Politikacı ve devlet adamlarının bu yapıları kullanmasının birincil amacı elde edilmemesi gereken bir maddi gelirin ülkedeki kayıtlarda görünmesini engellemektir elbette. Yolsuzlukları gizlemenin en kolay yolunun bu olduğu aşikar. Yolsuzlukların yapıldığı sıralarda tahmin edilmesine rağmen halkın gözünün içine sokarcasına ortaya saçıldığında halkta büyük hayal kırıklığı olur ki bunu da anlamak için uzman psikolog olmaya gerek yoktur.
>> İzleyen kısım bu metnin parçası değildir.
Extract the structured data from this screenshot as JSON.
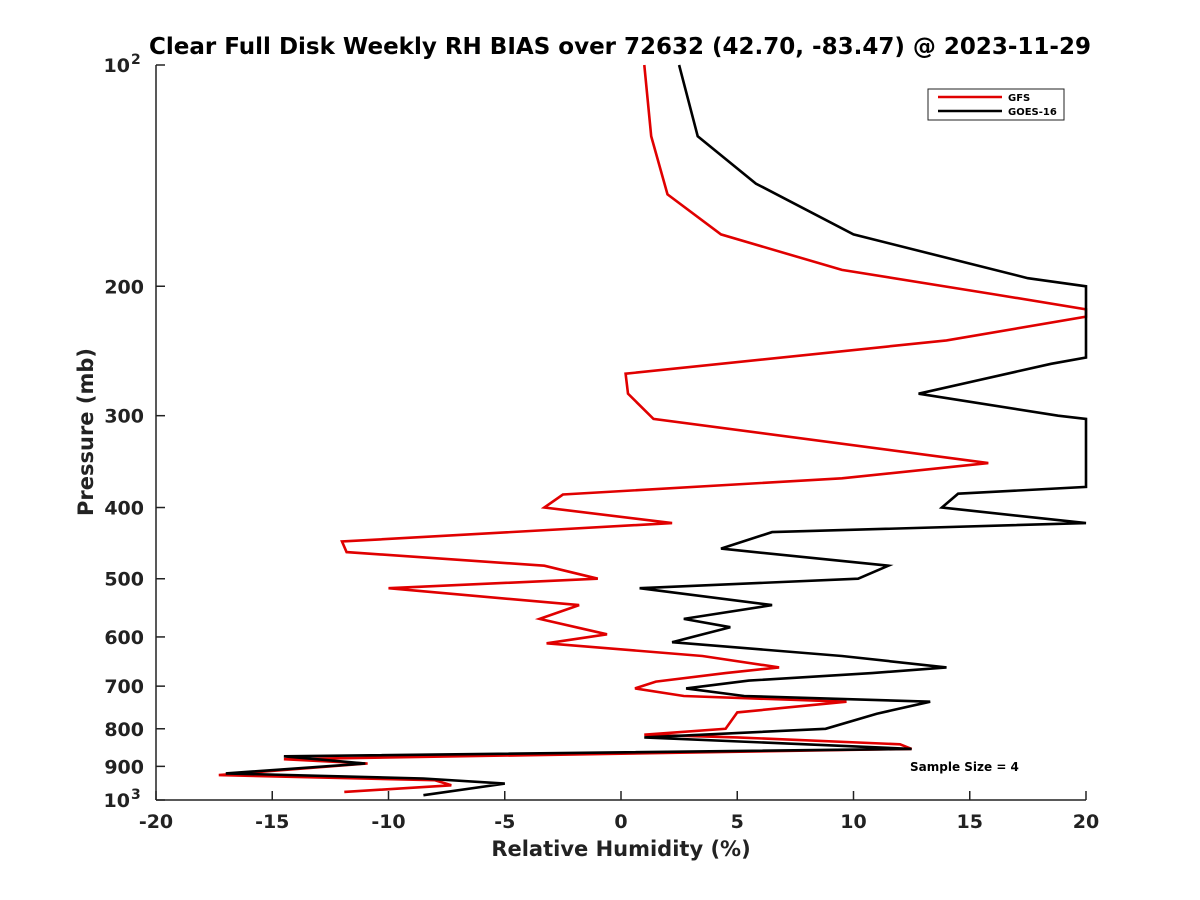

'Offshore' yapısı hakkında az bilgi sahibi olan biri bile bilir ki bu hesapların ortaya çıkartılması öyle pek kolay değildir. Her halukarda ilk etapta elinizde bir mahkeme kararı olması gerekir. Mahkeme kararı dahi olsa, offshore şirketlerinde kimin hissedar ve "ultimate beneficial owner" (nihai yarar sahibi) olduğunu bulmak oldukça zordur. Buna rağmen şunu hatırlamakta fayda var; bilişim ve "haktivizm" çağında birşeylerin sonsuza kadar gizli kalması olasılığı azaldıkça azalıyor. Muhtemelen ilerde bir gün Türkiye'de de son 10 yılda veya daha öncesinde zengin olan bir çok politikacı ve aile fertlerinin offshore şirketleri ve bu şirketlerle girdikleri ve haksız kazanç elde ettikleri ticari anlaşmaları ve ilgili banka hesaplarının detaylarını okuyup öğreneceğiz. Bunun ortaya çıkarılması zeki ve çevik bir haktiviste bakar.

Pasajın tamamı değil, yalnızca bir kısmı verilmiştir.